Unit Circle Calculator

Drag the angle, see exact trig values — AI explains everything

This interactive unit circle calculator lets you explore every angle from 0° to 360°. Drag the θ slider and watch the blue point trace the unit circle x^2 + y^2 = 1 on a polar grid.

The trig readout panel (top-left) shows exact values: sin θ, cos θ, tan θ, the quadrant, and the radian equivalent. At key angles (30°, 45°, 60°, 90°, ...) you'll see the famous exact fractions like √2/2 and √3/2.

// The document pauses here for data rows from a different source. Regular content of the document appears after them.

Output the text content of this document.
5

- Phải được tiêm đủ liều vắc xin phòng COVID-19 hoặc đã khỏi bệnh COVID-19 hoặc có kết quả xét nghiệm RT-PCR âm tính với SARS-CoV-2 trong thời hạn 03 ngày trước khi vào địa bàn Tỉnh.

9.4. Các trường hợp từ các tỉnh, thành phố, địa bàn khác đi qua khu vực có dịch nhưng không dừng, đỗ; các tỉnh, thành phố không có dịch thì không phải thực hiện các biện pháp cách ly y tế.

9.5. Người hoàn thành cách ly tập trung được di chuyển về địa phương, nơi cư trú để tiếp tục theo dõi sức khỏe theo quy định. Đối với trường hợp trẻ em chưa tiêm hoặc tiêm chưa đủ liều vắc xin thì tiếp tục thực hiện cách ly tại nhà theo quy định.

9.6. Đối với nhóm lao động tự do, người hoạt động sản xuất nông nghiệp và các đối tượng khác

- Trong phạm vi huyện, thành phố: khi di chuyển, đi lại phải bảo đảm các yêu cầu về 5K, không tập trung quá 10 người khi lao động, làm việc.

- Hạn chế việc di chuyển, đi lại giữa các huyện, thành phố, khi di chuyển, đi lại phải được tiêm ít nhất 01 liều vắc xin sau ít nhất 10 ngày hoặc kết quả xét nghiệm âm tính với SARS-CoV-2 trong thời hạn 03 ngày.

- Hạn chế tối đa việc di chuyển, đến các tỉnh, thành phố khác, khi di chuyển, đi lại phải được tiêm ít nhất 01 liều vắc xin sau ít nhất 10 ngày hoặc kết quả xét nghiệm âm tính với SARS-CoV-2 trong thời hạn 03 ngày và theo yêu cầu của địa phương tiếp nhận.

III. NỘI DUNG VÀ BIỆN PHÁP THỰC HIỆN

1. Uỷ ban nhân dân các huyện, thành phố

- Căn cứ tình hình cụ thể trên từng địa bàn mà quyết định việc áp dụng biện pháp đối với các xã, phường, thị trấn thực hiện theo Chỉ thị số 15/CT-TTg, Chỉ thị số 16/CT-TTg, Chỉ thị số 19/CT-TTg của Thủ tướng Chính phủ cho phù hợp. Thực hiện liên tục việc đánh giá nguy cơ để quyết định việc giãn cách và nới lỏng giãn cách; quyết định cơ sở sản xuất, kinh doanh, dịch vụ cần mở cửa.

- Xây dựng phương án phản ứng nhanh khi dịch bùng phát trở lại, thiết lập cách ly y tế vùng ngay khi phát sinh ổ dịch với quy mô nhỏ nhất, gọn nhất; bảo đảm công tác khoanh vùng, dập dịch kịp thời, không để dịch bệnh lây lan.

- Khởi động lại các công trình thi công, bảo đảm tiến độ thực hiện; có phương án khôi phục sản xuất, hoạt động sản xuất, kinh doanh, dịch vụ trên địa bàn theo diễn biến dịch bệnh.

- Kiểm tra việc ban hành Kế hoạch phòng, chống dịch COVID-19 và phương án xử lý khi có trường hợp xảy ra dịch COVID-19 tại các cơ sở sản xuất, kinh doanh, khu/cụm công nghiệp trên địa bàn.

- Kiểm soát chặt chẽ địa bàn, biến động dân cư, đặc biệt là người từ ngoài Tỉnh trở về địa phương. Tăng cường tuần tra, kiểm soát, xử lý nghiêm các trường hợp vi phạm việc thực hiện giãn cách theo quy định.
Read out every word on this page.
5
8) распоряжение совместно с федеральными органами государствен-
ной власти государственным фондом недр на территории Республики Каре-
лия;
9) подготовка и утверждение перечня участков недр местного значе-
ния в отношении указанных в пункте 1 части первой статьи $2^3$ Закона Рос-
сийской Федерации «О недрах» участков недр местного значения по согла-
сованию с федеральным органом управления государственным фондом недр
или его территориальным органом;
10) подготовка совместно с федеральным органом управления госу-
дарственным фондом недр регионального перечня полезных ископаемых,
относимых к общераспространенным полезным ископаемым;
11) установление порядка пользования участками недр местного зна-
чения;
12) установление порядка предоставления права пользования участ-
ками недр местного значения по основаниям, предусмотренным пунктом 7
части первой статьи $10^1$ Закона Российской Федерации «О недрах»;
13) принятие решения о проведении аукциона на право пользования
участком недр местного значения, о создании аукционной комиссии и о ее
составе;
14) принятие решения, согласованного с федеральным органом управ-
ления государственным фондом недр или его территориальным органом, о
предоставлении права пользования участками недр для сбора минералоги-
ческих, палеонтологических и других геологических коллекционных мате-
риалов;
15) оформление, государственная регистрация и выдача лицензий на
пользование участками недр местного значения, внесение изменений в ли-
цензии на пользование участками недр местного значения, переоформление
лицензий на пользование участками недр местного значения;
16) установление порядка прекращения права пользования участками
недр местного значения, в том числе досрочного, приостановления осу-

The muted dots mark the key angles for reference. Ask the AI assistant anything: "What's sin(150°)?", "Why is tan(90°) undefined?", "Show me the reference triangle at 225°." The AI draws directly on the graph to explain.

Graph

FAQ

What is the unit circle?
The unit circle is a circle centered at the origin (0, 0) with a radius of exactly 1. Its equation is x^2 + y^2 = 1. Every point on it can be written as (cos θ, sin θ).
What are the exact values at key angles?
At 30°: (√3/2, 1/2). At 45°: (√2/2, √2/2). At 60°: (1/2, √3/2). At 90°: (0, 1). These values repeat with sign changes in other quadrants. Memorize the first quadrant and you know them all.
Why is tangent undefined at 90° and 270°?
Tangent = sin θ / cos θ. At 90° and 270°, cos θ = 0, so you're dividing by zero. Geometrically, the tangent line at the top and bottom of the circle is vertical — it has no finite slope.
What is a reference angle?
The reference angle is the acute angle (0°–90°) between the terminal side of your angle and the x-axis. For example, 150° has reference angle 30°, and 225° has reference angle 45°. Trig values of the original angle equal those of the reference angle, with signs determined by the quadrant.
How do I convert between degrees and radians?
Multiply degrees by \pi/180 to get radians. So 90° = π/2, 60° = π/3, 45° = π/4, 30° = π/6. A full circle is 360° = 2π radians.